Liputan6.com, Jakarta Emas kembali mendapatkan momentum baru menjelang akhir pekan lalu karena meningkatnya permintaan terhadap aset safe-haven akibat ketidakstabilan geopolitik yang kian memanas di Timur Tengah, yang mengesampingkan data kuat dari pasar tenaga kerja.
Emas awalnya menghadapi tekanan jual pada Jumat pagi setelah data dari Biro Statistik Tenaga Kerja menunjukkan bahwa aktivitas ekonomi yang kuat menciptakan 254.000 lapangan kerja di AS bulan lalu. Data nonfarm payrolls untuk bulan September ini secara signifikan melebihi ekspektasi, yang sebelumnya diperkirakan hanya akan bertambah 147.000.
Baca Juga
Di saat yang sama, upah juga naik lebih dari perkiraan, yaitu sebesar 0,4% bulan lalu.
Advertisement
Sebelum laporan tersebut dirilis, pasar memperkirakan ada peluang 30% bahwa Federal Reserve akan memangkas suku bunga sebesar 50 basis poin bulan depan. Namun, ekspektasi tersebut kini sepenuhnya hilang. Meski dolar AS menguat akibat perubahan ekspektasi kebijakan moneter, harga emas tetap bertahan.
Kontrak emas berjangka untuk Desember terakhir diperdagangkan di angka USD 2.669,10 per ons, yang relatif tidak berubah dari pekan sebelumnya.
Analis mencatat bahwa data ekonomi saat ini kalah penting dibandingkan ketidakpastian geopolitik.
“Harga emas bertahan karena satu alasan dan hanya satu alasan—risiko akan peristiwa di Timur Tengah pada akhir pekan,” kata Ole Hansen, kepala Strategi Komoditas di Saxo Bank, dikutip dari Kitco, Senin (7/10/2024).
Volatilitas Tinggi
Jesse Colombo, seorang analis logam mulia independen dan pendiri BubbleBubble Report, mengatakan bahwa meskipun emas didukung oleh ketegangan geopolitik yang terus meningkat, emas mengalami volatilitas bullish yang lebih besar akibat kekhawatiran yang semakin tinggi.
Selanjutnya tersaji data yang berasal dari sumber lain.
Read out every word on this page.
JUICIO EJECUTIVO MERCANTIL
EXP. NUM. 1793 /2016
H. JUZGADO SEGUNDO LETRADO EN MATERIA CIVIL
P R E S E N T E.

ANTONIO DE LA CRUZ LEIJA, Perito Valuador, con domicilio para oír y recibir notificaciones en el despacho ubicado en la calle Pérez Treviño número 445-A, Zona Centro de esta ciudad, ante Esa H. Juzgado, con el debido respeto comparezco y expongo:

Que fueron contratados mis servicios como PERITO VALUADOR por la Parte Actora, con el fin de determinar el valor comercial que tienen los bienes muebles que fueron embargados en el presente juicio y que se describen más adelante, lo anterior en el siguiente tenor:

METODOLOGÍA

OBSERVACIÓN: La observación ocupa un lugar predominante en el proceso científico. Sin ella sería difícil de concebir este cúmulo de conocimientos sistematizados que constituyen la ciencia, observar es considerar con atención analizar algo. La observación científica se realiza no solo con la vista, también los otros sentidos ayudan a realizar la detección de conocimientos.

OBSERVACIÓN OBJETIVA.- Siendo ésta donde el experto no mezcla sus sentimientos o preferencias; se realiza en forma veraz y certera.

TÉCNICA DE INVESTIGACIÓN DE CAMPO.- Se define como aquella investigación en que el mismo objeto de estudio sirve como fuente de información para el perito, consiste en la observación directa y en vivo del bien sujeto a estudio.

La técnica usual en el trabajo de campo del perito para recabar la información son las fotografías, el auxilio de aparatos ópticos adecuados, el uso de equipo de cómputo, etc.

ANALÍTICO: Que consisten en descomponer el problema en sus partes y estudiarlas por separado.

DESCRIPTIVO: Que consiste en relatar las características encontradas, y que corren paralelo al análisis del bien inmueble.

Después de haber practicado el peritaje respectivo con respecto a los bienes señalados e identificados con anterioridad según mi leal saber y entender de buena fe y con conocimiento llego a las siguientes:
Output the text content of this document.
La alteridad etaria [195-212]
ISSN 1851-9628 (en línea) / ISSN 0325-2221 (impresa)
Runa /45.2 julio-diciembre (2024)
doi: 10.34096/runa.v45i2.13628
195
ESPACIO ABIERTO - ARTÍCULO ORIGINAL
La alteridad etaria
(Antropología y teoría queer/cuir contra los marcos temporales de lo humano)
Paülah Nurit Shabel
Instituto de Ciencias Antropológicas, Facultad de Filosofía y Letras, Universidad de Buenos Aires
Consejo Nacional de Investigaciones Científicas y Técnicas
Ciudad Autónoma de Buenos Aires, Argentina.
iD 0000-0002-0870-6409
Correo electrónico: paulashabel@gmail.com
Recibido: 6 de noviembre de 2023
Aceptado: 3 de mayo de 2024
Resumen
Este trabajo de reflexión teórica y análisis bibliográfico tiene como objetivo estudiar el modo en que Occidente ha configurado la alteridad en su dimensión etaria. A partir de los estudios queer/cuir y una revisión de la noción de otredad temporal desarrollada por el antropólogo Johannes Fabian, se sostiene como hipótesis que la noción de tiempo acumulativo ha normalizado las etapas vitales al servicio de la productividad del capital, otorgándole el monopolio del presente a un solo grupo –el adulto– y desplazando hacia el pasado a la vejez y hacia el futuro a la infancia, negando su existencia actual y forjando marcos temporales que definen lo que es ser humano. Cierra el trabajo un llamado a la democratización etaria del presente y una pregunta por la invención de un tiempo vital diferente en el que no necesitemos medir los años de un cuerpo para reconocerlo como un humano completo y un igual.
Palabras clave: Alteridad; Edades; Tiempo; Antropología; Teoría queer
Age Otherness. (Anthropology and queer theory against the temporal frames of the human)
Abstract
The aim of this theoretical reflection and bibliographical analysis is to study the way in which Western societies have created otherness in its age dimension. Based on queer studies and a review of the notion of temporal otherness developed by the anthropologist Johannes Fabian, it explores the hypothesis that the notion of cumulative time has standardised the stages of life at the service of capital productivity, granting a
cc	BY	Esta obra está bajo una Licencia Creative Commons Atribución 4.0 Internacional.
Perang Israel di Timur Tengah terus meningkat saat tentaranya menyerang Hamas di Gaza dan Hezbollah di Lebanon, serta ada kekhawatiran bahwa Iran bisa semakin terlibat dalam konflik ini.
Iran adalah pendukung utama Hezbollah dan telah menyediakan senjata serta miliaran dolar bagi kelompok tersebut selama bertahun-tahun. Awal pekan ini, Iran menembakkan 180 rudal balistik ke Israel, namun semuanya berhasil dicegat.
Kini, dunia menanti bagaimana Israel akan membalas tindakan Iran.
“Tidak ada yang mau menahan posisi short terhadap emas menjelang akhir pekan,” kata Colombo.
Prediksi Minggu Ini
Dengan kalender ekonomi yang relatif ringan pekan depan, Lukman Otunuga, Manajer Analisis Pasar, mengatakan bahwa emas akan berada di antara data ekonomi yang tangguh dan kekacauan di Timur Tengah.
“Melihat dari perspektif teknikal, emas tetap berada dalam rentang pada grafik harian, dengan dukungan di USD 2.630 dan resistensi di USD 2.675,” ujarnya.
“Ada kemungkinan terjadinya breakout, dengan peristiwa di pekan mendatang sebagai katalis potensial. Ini bisa berkisar dari ketegangan geopolitik yang berlanjut hingga data kunci AS seperti CPI, dan pidato dari berbagai pejabat Fed," tambahnya.
Meski emas masih berada di bawah USD 2.700 per ons, Colombo mencatat bahwa fakta bahwa setiap penurunan terus dibeli menunjukkan bahwa emas tetap berada dalam pasar bullish yang kuat.
Ia menambahkan bahwa, selain meningkatnya ketidakpastian geopolitik dan siklus pelonggaran baru dari Federal Reserve, likuiditas global meningkat, membuat emas menjadi aset yang menarik. Ia juga menyoroti bahwa emas tetap menarik sebagai logam moneter di tengah kenaikan utang global.
“Tidak hanya satu faktor yang mendorong pasar ini, itulah sebabnya reli ini tak terbendung,” katanya. “Banyak yang mengatakan bahwa emas sudah overbought dari perspektif teknikal dan bahwa kita memerlukan penurunan 5% atau 10%, namun harga hanya bergerak sideways. Bagi saya, itu sangat bullish.”
Meskipun pasar telah mengabaikan kemungkinan penurunan suku bunga 50 basis poin bulan depan, analis mengatakan bahwa sikap kebijakan moneter Federal Reserve secara keseluruhan tetap bullish bagi emas.